Movement Lock – If you would prefer your chair to have the benefit of a brake to reduce movement but still have the benefits of castor movement, this is your answer. Using a movement lock will allow to control when the chair can move and when it is held in a stationary position.
In addition to using a chair which allows you to sit with good posture, there are other precautions you can take to help minimize your discomfort while sitting:
• Don’t stay in one position for prolonged periods of time. Alternate between sitting and standing, when possible.
• Make sure your feet are flat on the floor or a footrest.
• Sit upright with your back and shoulders against the backrest, not slouched or leaning forwards.
• Do not use the armrests to slouch. Elbows and lower arms should rest lightly to avoid circulatory problems or nerve pressure.
• Make sure your shoulders are relaxed and slightly dropped while typing. Maintain a “neutral” posture:
• Your hips should be slightly higher than your knees.

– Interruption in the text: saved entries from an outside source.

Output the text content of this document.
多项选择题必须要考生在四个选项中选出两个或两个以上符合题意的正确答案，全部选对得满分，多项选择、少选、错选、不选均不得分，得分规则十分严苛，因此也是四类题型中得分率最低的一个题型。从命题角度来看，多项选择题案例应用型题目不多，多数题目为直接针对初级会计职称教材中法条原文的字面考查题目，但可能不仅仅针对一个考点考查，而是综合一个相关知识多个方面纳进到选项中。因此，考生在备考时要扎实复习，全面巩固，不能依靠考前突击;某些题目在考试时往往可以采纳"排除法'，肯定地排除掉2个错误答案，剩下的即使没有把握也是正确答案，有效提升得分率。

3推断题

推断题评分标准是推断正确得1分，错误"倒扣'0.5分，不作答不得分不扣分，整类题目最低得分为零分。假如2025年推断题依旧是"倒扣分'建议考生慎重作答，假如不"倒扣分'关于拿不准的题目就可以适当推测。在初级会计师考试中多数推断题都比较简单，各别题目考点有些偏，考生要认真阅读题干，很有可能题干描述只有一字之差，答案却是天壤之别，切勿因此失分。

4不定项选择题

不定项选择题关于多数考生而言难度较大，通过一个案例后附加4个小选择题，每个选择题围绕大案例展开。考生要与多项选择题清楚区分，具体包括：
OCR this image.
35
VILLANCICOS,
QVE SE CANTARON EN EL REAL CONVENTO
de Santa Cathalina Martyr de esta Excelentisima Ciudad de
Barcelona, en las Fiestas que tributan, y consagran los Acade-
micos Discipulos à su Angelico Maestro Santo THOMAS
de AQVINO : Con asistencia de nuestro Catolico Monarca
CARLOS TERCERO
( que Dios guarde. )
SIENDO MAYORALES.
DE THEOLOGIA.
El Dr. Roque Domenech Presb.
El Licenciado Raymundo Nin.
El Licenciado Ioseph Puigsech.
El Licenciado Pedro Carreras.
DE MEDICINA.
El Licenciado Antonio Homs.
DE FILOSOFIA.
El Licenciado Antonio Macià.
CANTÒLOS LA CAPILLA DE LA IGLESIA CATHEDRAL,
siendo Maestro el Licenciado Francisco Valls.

• Your back should be fully supported and straight.
• 3 to 5 centimetres between the edge of the chair and the back of the knees.
• Equal distribution of weight on the seat cushion.
• Keeping your chair in line with your workstation, to reduce twisting or misaligned working.
Be aware of your posture during your working/studying time, it is important to take frequent breaks, stand up, stretch, take a few deep breaths, have short walk; this can help increase your blood flow and reduce fatigue.
Reposition yourself if you find you are slouching or moving out of the correct position; small adjustments like these can go a long way to keeping yourself comfortable and healthy, they can also help you maintain a better posture for a longer period of time.